Did Operation Safe Cycle make the streets of New York any safer for bikes?

NYPD safe biking pamphlet
© NYPD

Today marks the last day of Operation Safe Cycle, an initiative of the New York City Police Department aiming to “help ensure the well-being of cyclists.” A major tactic of this campaign has been to up the number of traffic tickets issued to cyclists. While anger over being ticketed is not surprising, many feel that the crackdown on cyclists is an ineffective means of protecting them.

Bike ridership in New York City is on the rise, and with it comes increased visibility to bike issues of all kinds, including the safety of riders. Last year, 12 bicyclists died in collisions with cars across the five boroughs, and another 3,884 suffered injuries, according to city records.


While addressing the safety of cyclists should be a top priority, it became clear that Operation Safe Cycle aimed to do this by targeting the illegal behaviors of cyclists, including minor offenses. Reports came from across the web of bikers being ticketed for rolling through red lights at T-intersections, on greenways and even running a yellow light.

“It seems like police know how to stake out locations where they can rack up a lot of easy tickets — places where cyclists tend to break the rules without riding recklessly,” writes Ben Fried for Streets Blog NYC.




This is not to say that bike riders in New York City don’t engage in dangerous behavior, but it was difficult to tell if ticketing was addressing problems like wrong-way cycling or bike riders speeding through crowded pedestrian cross-walks.

© Margaret Badore. Bike salmon: man rides his bike against traffic on 4th Ave.

“Most people are in favor of smart enforcement, and what we’re seeing with Operation Safe Cycle is that it doesn’t seem to be very targeted or data-driven,” said Doug Gordon, creator of the bike blog Brooklyn Spoke.

Gordon makes the case that many of the ticketed offenses are the result of poor street planning. “I think our streets have bad behavior engineered into them.” He points to the example of the Prospect Park West bike lane. After the lane was installed, riding on the sidewalk, which is illegal, dropped from 40–50 percent down to just 4 percent.

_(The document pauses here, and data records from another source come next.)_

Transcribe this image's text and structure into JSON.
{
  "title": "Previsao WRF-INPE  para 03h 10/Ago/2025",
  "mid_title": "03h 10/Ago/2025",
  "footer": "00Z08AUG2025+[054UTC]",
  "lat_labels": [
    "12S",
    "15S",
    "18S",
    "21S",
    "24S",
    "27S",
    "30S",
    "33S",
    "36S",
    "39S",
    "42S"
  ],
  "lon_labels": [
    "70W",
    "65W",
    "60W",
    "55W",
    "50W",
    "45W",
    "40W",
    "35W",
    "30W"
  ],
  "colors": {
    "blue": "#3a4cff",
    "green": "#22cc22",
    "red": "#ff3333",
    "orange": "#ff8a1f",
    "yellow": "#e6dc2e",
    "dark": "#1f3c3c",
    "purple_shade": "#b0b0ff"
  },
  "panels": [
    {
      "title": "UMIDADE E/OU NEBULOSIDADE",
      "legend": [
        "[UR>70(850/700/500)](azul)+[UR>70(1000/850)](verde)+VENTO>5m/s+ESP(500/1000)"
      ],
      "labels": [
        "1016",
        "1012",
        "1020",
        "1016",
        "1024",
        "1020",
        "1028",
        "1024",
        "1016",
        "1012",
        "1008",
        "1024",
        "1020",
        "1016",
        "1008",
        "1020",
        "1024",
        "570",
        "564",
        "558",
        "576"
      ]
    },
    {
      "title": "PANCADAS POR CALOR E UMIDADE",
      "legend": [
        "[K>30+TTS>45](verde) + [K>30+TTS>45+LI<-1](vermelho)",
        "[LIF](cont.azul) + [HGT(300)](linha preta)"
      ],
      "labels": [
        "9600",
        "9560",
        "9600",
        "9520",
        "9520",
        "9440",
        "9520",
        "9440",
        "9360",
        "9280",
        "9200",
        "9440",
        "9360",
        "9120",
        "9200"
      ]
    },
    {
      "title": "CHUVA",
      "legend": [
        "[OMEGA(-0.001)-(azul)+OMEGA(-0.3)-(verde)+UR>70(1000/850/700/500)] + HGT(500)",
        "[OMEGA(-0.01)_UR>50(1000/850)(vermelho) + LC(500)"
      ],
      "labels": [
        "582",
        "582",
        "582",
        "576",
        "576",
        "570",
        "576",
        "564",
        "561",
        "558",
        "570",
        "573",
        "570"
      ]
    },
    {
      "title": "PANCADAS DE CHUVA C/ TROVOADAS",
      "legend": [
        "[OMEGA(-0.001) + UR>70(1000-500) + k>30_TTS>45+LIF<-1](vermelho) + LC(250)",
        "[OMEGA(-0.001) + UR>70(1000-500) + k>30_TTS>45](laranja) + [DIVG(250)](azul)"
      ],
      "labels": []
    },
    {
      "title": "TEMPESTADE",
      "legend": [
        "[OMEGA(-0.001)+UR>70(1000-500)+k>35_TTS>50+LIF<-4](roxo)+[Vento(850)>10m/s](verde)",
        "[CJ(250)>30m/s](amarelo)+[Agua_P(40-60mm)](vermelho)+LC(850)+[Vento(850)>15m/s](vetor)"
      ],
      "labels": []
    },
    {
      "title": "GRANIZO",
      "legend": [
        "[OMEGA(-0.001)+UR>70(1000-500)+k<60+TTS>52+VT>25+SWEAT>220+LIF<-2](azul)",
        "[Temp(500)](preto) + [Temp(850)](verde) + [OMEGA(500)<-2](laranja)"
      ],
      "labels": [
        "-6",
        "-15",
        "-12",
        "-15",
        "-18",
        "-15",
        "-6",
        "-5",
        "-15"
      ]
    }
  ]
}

New York City has made progress with improving bike infrastructure in the past 10 years, not only by painting bike lanes but also by creating bike lanes that are separated from auto traffic by parking lanes or medians with curbs. This June, the city lowered the speed limit from 30 miles per hour to 25. Yet there are still many parts of the city that lack bike lanes, and many of the existing bike lanes are not respected by drivers and delivery trucks.

According to a city press release, Operation Safe Cycle did include a “special focus” on motorists who block the bike lane. Requests for comment and preliminary data about the number of tickets issued to cyclists vs. motorists made to the NYPD Department of Public Information did not receive a reply.

It may be too early to know if the enforcement effort will make any impact on the number of cyclist injuries this year. Gordon is doubtful that the average bike commuter will feel any differently about their daily bike ride after Operation Safe Cycle. “The streets are going to be exactly the same and they will not have moved the dial with cyclist behavior,” he said. “The problem of scofflaw cycling isn’t going to be solved through periodic crackdowns, it’s going to be solved with infrastructure.”